Just looking at the wiring diagram for the Plane Power Alt it shows to wire to the switch via a 5amp fuse, is it OK to do this from the bus or does it need to be a CB? If OK from bus, which bus is recommended? :confused:

I have mine on a fuse (turning it off is what the switch is for). What busses do you have? If you have the traditional 'Lectric Bob e-buss/main buss setup you want it on the main buss. There would be no reason to have it on the e-buss because presumably the only time you would use the e-buss would be when the alternator has failed. You don't want it on the battery buss because it sucks power continuously.
 
Bus

Thanks Jamie, I was unsure between the battery bus or main bus but you made a valid point so main bus it is.
 
I Would Use a Circuit Breaker

I am planning to use a 5 amp circuit breaker for the field input because the Plane Power alternator has built-in overvoltage protection, which will cause an over current situation (this is called crowbar overvoltage protection - which provides essentially a short to ground on the alternator field input) if the alternator output voltage exceeds a pre-set maximum, which will then trip the field circuit breaker and shut down the alternator. Plane Power advises that if this happens you can reset the breaker once and if it doesn't trip again you are good to go. If you use a fuse, the fuse will blow and you will not have the ability to try to do a single reset (unless you have a spare fuse and ready access to the fuse panel in flight).
 
Pull able 5 amp Circuit Breaker

I used a 5 am circuit breaker that can be pulled off manually.
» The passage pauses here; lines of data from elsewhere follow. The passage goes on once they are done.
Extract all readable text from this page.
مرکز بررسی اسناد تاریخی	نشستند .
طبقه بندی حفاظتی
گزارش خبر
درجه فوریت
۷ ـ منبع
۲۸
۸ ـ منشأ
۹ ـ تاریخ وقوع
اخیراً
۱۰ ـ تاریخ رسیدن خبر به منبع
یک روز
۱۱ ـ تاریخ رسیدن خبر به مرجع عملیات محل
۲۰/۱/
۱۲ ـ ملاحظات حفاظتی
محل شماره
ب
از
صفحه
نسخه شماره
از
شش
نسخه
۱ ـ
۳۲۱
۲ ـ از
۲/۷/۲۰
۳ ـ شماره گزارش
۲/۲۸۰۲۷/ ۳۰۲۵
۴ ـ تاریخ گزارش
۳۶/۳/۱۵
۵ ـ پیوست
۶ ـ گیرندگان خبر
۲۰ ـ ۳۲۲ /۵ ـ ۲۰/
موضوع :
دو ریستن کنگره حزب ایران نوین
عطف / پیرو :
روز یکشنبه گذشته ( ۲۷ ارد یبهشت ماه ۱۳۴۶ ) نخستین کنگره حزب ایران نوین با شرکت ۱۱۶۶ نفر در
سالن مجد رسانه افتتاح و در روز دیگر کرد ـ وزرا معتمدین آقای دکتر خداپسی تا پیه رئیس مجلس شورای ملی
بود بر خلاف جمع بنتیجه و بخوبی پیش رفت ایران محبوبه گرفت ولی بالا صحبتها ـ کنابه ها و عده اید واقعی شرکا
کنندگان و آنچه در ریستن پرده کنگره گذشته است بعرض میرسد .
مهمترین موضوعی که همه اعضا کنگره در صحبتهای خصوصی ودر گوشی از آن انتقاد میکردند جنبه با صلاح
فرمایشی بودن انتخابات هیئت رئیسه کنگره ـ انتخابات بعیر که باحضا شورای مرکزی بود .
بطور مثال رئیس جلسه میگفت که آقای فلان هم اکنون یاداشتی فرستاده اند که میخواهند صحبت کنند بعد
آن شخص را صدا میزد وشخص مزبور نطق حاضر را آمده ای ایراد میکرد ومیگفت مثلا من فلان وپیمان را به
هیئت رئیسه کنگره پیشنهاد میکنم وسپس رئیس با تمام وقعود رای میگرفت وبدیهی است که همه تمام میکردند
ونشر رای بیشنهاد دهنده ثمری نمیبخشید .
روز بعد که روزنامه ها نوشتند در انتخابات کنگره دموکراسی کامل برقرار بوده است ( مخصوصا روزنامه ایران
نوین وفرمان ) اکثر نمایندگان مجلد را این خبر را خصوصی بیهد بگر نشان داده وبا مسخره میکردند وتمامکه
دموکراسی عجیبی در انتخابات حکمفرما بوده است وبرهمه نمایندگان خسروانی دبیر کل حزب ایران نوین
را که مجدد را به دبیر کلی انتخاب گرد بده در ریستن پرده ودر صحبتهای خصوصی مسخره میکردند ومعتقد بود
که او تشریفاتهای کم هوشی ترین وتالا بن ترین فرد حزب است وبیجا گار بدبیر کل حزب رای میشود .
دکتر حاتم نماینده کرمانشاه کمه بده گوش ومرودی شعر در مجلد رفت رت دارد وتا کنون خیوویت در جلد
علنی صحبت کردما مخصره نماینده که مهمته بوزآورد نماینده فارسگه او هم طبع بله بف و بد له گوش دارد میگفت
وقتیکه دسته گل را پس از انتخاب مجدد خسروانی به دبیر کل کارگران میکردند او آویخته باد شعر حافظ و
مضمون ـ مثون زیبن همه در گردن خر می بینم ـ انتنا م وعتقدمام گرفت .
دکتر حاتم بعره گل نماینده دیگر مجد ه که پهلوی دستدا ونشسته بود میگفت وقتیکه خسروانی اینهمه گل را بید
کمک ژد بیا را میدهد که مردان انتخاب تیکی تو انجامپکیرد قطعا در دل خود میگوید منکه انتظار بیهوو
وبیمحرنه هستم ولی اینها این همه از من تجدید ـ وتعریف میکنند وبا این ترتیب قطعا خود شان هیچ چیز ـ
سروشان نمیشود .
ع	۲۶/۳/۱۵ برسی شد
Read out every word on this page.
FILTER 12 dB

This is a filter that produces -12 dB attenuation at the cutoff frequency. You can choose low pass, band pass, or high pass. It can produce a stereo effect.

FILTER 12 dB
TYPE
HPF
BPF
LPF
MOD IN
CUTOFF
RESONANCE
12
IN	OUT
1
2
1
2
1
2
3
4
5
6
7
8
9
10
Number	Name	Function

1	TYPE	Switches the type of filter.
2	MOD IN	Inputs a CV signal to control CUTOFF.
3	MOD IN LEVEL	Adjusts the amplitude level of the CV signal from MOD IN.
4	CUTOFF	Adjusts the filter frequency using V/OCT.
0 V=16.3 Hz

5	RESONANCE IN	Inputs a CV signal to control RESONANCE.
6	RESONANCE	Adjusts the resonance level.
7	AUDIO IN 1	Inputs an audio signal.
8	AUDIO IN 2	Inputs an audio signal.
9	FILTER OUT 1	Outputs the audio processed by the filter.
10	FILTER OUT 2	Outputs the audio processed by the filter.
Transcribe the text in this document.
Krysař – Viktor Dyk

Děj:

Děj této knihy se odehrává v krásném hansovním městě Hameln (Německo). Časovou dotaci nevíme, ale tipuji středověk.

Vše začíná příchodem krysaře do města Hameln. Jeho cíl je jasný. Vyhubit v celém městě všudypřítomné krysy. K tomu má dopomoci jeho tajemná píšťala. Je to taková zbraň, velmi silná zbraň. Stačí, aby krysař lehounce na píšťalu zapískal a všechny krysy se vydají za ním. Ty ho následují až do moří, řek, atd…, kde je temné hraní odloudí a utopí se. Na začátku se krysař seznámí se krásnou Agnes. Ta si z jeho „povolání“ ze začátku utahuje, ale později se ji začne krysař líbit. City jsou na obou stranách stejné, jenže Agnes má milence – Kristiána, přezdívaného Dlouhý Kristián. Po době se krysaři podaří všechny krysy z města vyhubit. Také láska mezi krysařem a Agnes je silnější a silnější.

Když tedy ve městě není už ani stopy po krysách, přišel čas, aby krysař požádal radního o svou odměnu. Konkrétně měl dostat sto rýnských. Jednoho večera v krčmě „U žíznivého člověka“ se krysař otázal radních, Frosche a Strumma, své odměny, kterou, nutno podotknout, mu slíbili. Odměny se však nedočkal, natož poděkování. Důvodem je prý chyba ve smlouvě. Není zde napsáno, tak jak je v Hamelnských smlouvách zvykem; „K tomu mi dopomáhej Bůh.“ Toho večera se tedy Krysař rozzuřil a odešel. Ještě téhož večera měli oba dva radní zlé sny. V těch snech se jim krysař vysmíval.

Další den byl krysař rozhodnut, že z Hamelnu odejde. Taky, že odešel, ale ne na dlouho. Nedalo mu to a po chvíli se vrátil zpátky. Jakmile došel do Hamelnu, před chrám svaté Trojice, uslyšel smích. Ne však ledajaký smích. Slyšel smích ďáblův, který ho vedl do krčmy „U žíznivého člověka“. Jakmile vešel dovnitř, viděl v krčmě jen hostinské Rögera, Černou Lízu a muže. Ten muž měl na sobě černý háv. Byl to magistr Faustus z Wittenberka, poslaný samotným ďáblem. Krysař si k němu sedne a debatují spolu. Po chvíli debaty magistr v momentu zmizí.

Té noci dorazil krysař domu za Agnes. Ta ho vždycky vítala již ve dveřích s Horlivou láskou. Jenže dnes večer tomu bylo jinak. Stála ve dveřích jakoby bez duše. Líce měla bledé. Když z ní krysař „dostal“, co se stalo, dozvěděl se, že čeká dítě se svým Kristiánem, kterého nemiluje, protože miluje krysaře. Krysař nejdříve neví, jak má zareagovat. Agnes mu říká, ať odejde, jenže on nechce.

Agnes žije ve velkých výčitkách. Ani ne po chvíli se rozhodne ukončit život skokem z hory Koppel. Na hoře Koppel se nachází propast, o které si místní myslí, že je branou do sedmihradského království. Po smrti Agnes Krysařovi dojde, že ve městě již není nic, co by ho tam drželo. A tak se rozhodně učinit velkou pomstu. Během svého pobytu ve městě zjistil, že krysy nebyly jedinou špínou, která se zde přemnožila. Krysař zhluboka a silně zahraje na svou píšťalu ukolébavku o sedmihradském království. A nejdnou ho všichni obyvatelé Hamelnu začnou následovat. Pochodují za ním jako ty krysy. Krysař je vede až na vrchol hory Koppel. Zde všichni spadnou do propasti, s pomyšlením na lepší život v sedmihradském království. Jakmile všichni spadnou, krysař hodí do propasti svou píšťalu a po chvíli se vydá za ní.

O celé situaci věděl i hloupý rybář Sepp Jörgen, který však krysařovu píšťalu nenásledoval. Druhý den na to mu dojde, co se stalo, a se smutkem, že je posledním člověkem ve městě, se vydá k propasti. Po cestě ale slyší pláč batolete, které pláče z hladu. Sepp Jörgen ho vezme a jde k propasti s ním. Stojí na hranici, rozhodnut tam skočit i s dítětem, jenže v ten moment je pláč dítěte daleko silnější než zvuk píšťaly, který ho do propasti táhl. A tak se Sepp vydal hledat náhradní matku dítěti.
This is what Lectric Bob recommended and the amp called for by Plane Power. I then hooked it into my main bus through an automotive blade type 7 amp fuse. After a few hours I had the fuse blow but not the CB. I surmise that the CB was more tolerant of a slight surge than the blade fuse. I changed the blade fuse to 10 amp and have not had a problem for at least 150 hours. I'm not worried about the size of the 10 amp fuse since I still have the 5 amp CB that should go first.